The process is twofold. Ellenbogen gathers data in the field, often in unpredictable conditions, while Mentzelopoulos refines the AI models in the lab, training them to replicate both the subject matter and the emotional tone of those encounters. The models can operate unconditionally, producing new scenes from learned data or conditionally, enhancing or modifying specific input photos.
This hybrid workflow has practical implications. It accelerates the curation of marine imagery, aids in visual clarity in difficult shooting conditions, and provides a means of storytelling that blends fact and imagination, much like early photography did in the 19th century when it brought distant environments into public consciousness for the first time.
Why the Gulf of Maine and Why Now?
The Gulf of Maine is warming faster than 99 percent of the world’s oceans. This dramatic shift threatens marine life and destabilises ecosystems at a pace that outstrips traditional monitoring tools. By enhancing how we visualise these changes, LOBSTER offers a new way to educate and engage the public.

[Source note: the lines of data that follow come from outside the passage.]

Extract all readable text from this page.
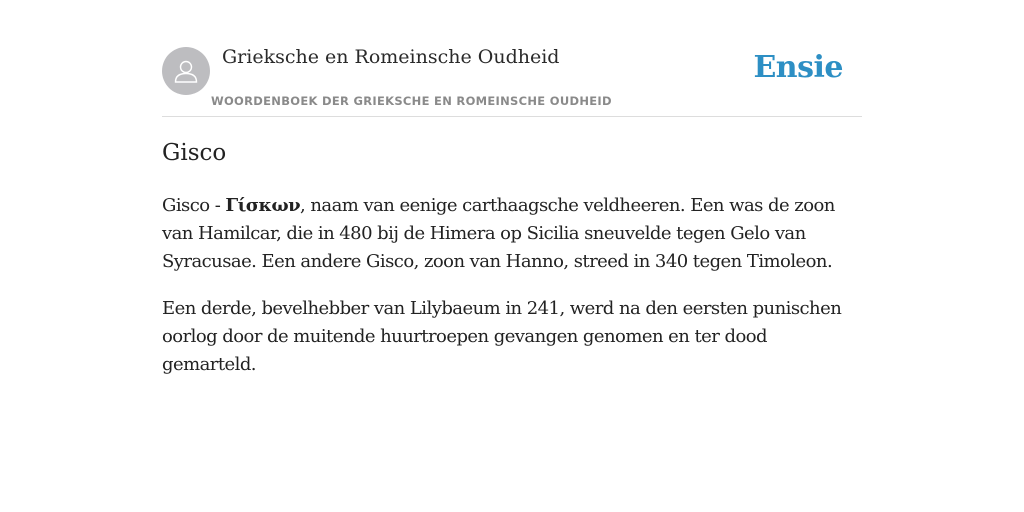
Grieksche en Romeinsche Oudheid
WOORDENBOEK DER GRIEKSCHE EN ROMEINSCHE OUDHEID
Ensie
Gisco

Gisco - Γίσκων, naam van eenige carthaagsche veldheeren. Een was de zoon van Hamilcar, die in 480 bij de Himera op Sicilia sneuvelde tegen Gelo van Syracusae. Een andere Gisco, zoon van Hanno, streed in 340 tegen Timoleon.

Een derde, bevelhebber van Lilybaeum in 241, werd na den eersten punischen oorlog door de muitende huurtroepen gevangen genomen en ter dood gemarteld.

The project builds on Ellenbogen’s broader mission, Space to Sea: Visualising New England’s Ocean Wilderness, which documents the region’s marine life in unprecedented visual detail. Now, with the help of AI, these images don’t just show what’s there; they also hint at what could soon be lost.

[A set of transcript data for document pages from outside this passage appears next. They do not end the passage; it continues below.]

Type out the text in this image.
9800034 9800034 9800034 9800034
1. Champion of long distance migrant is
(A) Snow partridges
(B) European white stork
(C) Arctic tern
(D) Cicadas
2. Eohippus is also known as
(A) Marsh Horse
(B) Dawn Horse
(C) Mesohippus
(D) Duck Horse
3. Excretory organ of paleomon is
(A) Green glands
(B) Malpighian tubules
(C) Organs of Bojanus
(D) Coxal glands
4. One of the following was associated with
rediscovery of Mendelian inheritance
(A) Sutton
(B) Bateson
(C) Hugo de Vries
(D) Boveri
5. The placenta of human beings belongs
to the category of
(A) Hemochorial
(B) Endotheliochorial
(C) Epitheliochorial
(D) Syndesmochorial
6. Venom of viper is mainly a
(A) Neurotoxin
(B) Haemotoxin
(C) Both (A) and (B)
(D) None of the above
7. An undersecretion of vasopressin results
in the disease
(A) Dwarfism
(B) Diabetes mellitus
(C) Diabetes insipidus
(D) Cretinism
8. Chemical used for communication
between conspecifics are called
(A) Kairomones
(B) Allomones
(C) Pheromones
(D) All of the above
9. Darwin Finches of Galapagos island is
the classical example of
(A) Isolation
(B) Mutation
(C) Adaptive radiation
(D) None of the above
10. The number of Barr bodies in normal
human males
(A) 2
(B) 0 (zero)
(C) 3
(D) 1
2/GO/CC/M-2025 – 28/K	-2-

Art, Science, and the Future of Ocean Communication
What makes LOBSTgER stand out is not just its technology but its philosophy. The team sees photography and AI not as conflicting tools, but as a continuum where one captures the real, and the other extends our ability to see, imagine, and infer.
As AI-generated visuals become more prominent across media, LOBSTgER sets a precedent for ecological accuracy, artistic sensitivity, and ethical application. It’s a blueprint for using technology not simply to impress, but to inform, educate, and inspire action in the face of environmental urgency.
In a world where oceans are changing faster than ever, LOBSTgER is more than a research tool; it’s a visual language for the Anthropocene. As the project evolves, the team plans to expand its methods to marine ecosystems beyond the Gulf of Maine, offering a glimpse into the future of scientific storytelling where data, design, and devotion to the natural world come together beneath the waves.